You roll two fair dice. Find the probability that the first die is a 6 given that the minimum of the two numbers is a 2.

Answer 1

1/9 = 0.1111 = 11.11% probability that the first die is a 6 given that the minimum of the two numbers is a 2.

Explanation:

Conditional Probability

We use the conditional probability formula to solve this question. It is

`P(B|A) = (P(A \cap B))/(P(A))`

In which

P(B|A) is the probability of event B happening, given that A happened.

`P(A \cap B)` is the probability of both A and B happening.

P(A) is the probability of A happening.

In this question:

Event A: Minimum of the two numbers is 2.

Event B: First die in a 6.

Fair dice:

Each throw has 6 equally likely outcomes. Thus, in total, there are
`6^2 = 36` possible outcomes.

Minimum of the two numbers is a 2.

(2,2), (2,3), (3,2), (2,4), (4,2), (2,5), (5,2), (2,6), (6,2).

9 total outcomes in which the minumum of the two numbers is a two, which means that:

`P(A) = (9)/(36)`

Minimum of the two numbers is a 2, and the first die is a 6.

Only one possible outcome, (6,2).
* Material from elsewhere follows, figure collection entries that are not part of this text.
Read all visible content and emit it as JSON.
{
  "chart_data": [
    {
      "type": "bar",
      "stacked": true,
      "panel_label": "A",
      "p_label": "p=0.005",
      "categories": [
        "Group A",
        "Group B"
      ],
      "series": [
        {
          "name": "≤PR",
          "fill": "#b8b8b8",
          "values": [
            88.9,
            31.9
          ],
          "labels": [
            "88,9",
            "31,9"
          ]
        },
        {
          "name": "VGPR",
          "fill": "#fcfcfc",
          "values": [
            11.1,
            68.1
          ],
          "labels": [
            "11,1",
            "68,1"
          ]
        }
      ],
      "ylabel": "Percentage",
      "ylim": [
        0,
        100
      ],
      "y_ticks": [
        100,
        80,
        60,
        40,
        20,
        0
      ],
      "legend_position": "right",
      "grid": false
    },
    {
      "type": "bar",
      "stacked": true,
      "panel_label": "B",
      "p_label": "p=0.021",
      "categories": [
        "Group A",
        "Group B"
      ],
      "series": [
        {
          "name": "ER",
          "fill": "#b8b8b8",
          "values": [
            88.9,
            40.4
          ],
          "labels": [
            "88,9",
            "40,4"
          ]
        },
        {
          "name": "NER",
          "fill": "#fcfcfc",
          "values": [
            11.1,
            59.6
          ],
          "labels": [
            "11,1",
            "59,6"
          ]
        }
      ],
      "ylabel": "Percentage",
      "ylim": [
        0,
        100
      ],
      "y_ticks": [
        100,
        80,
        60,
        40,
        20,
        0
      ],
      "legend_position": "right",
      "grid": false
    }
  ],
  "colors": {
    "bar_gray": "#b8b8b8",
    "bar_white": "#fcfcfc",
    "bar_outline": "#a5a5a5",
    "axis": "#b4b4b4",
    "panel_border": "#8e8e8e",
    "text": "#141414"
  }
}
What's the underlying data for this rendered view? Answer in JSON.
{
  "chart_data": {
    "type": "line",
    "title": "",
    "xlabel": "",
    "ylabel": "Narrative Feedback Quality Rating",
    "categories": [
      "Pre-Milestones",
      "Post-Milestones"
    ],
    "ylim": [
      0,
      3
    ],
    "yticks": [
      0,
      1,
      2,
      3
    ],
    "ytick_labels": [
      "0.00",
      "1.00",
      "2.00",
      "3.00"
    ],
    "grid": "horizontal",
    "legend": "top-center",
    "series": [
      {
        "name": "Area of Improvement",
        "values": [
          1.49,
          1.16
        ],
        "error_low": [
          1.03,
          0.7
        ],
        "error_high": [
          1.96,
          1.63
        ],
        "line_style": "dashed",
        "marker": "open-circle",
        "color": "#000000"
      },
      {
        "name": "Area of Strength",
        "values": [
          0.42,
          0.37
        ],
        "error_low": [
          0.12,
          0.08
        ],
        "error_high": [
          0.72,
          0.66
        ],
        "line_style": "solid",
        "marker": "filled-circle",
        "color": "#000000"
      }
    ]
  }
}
So

`P(A \cap B) = (1)/(36)`

Probability that the first die is a 6 given that the minimum of the two numbers is a 2.

`P(B|A) = (P(A \cap B))/(P(A)) = ((1)/(36))/((9)/(36)) = (1)/(9) 0.1111`

1/9 = 0.1111 = 11.11% probability that the first die is a 6 given that the minimum of the two numbers is a 2.